El arquitecto más viejo de los que aparecen en el libro, Lluís Domènech i Montaner, y el más joven, Josep Maria Jujol, se llevan prácticamente treinta años, pero esta diferencia de edad no fue un impedimento para que se relacionaran entre ellos. Precisamente, el vínculo más intenso fue el de Domènech i Montaner y Jujol, que colaboraron en la Pedrera, la Casa Batlló, la reforma litúrgica de la Sede de Palma y el Parc Güell. “Jujol ya admiraba a Gaudí en tiempos estudiantiles, y se sentía impulsado a copiar una simple reja, un confesionario o un púlpito a guisa de ejercicio”, dice Permanyer. En cuanto a Domènech i Montaner y Puig i Cadafalch, tuvieron una relación más bien académica, puesto que se conocieron como profesor y estudiante en la Escola Superior de Arquitectura. Ahora Gaudí es el arquitecto más conocido de todos, pero en aquel tiempo Domènech i Montaner se le impuso en una polémica laboral: el alcalde de Barcelona Francesc de Paula Rius i Taulet encargó a Gaudí una reforma “considerable” del ayuntamiento para que se pudiera alojar el rey Alfonso XIII después de que quemara el Palacio Real en un incendio, pero le pareció que el joven Gaudí no tenía suficiente empuje para llevar a buen puerto un encargo de tanta trascendencia y traspasó toda la responsabilidad a Domènech. Aun así, Gaudí “no se mostró ofendido” por aquel cambio. Más adelante, Domènech encargó la reforma de la sede de la Ateneu Barcelonès a Jujol, que también había sido alumno suyo. Entre Puig i Cadafalch hubo una relación más bien política: cuando la Lliga ganó las elecciones, Puig i Cadafalch se convirtió en regidor y propuso que los edificios de Gaudí y sobre todo la Sagrada Familia se convirtieran en “el símbolo de la identidad nacional”. En otro momento coincidieron Sagnier, Puig i Cadafalch y Gaudí, en las obras del Rosario Monumental y el Vía Crucis de Montserrat. 

La fe y la política sirvieron para forjar relaciones entre algunos arquitectos o para alejarlos.
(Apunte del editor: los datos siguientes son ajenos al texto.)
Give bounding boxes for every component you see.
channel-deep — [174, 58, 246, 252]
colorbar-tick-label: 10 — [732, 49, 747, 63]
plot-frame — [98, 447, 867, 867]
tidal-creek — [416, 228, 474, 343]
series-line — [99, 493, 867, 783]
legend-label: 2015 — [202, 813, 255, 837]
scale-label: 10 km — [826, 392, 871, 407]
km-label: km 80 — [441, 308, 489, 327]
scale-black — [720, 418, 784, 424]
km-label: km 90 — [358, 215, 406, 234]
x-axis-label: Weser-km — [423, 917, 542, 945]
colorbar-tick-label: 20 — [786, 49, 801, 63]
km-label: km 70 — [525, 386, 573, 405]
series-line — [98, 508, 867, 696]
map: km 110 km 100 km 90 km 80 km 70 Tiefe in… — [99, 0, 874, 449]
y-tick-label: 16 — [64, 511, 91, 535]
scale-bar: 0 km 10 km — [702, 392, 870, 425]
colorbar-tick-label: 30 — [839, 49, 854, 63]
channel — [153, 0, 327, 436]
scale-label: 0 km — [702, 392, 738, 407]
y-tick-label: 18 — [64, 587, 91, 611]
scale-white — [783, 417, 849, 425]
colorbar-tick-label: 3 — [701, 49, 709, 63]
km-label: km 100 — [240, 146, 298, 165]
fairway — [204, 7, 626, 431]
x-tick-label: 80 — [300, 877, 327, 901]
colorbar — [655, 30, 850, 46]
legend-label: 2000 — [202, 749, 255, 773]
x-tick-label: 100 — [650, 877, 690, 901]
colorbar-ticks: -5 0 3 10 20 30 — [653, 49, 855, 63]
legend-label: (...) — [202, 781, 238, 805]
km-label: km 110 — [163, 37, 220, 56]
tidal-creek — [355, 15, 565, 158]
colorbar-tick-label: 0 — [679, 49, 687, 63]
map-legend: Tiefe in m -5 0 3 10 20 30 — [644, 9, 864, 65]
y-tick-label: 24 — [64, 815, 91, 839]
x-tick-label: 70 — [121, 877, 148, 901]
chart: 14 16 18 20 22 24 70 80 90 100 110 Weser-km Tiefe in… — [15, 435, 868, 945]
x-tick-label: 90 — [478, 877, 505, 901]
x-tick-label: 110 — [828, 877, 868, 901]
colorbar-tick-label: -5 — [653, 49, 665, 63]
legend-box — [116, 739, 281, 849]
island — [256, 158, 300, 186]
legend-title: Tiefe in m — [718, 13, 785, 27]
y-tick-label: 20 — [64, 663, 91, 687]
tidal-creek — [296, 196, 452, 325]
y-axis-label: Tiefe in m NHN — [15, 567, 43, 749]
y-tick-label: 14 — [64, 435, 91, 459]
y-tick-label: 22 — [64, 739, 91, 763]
A Gaudí, Jujol y Sagnier les unió el catolicismo. En cuanto a la política, en un momento el catalanismo reunió a Domènech i Montaner, Puig i Cadafalch y Sagnier, pero más adelante los separó: como recuerda Permanyer, Domènech i Montaner abandonó la Lliga de Cambó y Sagnier se aproximó “al conservadurismo de signo monárquico y, finalmente, aceptó cargos de responsabilidad durante la dictadura de Primo de Rivera”. 

El desaparecido Hotel Colón, de Enric Sagnier
El Real Club Marítimo de Barcelona, otra obra desaparecida de Enric Sagnier
La casa Juncadella es otro edificio de Sagnier que fue destruido
Una larga lista de joyas arquitectónicas perdidas

El afán por obtener mayor rentabilidad económica, derribando torres unifamiliares para hacer bloques de pisos, y la animadversión hacia el Modernismo después de la Guerra Civil son dos de las razones que han provocado la desaparición de numerosos edificios de arquitectos de renombre a lo largo de las décadas. Enric Sagnier es quien más obras construyó y de quién más edificios han desaparecido, entre ellos el Hotel Colón, el Real Club Marítimo y la Casa Juncadella. A pesar de todo, el caso más sonado fue la destrucción en 1967 de la Casa Cheira, de Puig i Cadafalch, en cuyo solar Núñez y Navarro hizo un bloque de pisos. En el caso de Gaudí lo fue el de la destrucción de las farolas de la plaza Mayor de Vic, y en el de Jujol, la desaparecida tienda Manyach en la calle Ferran.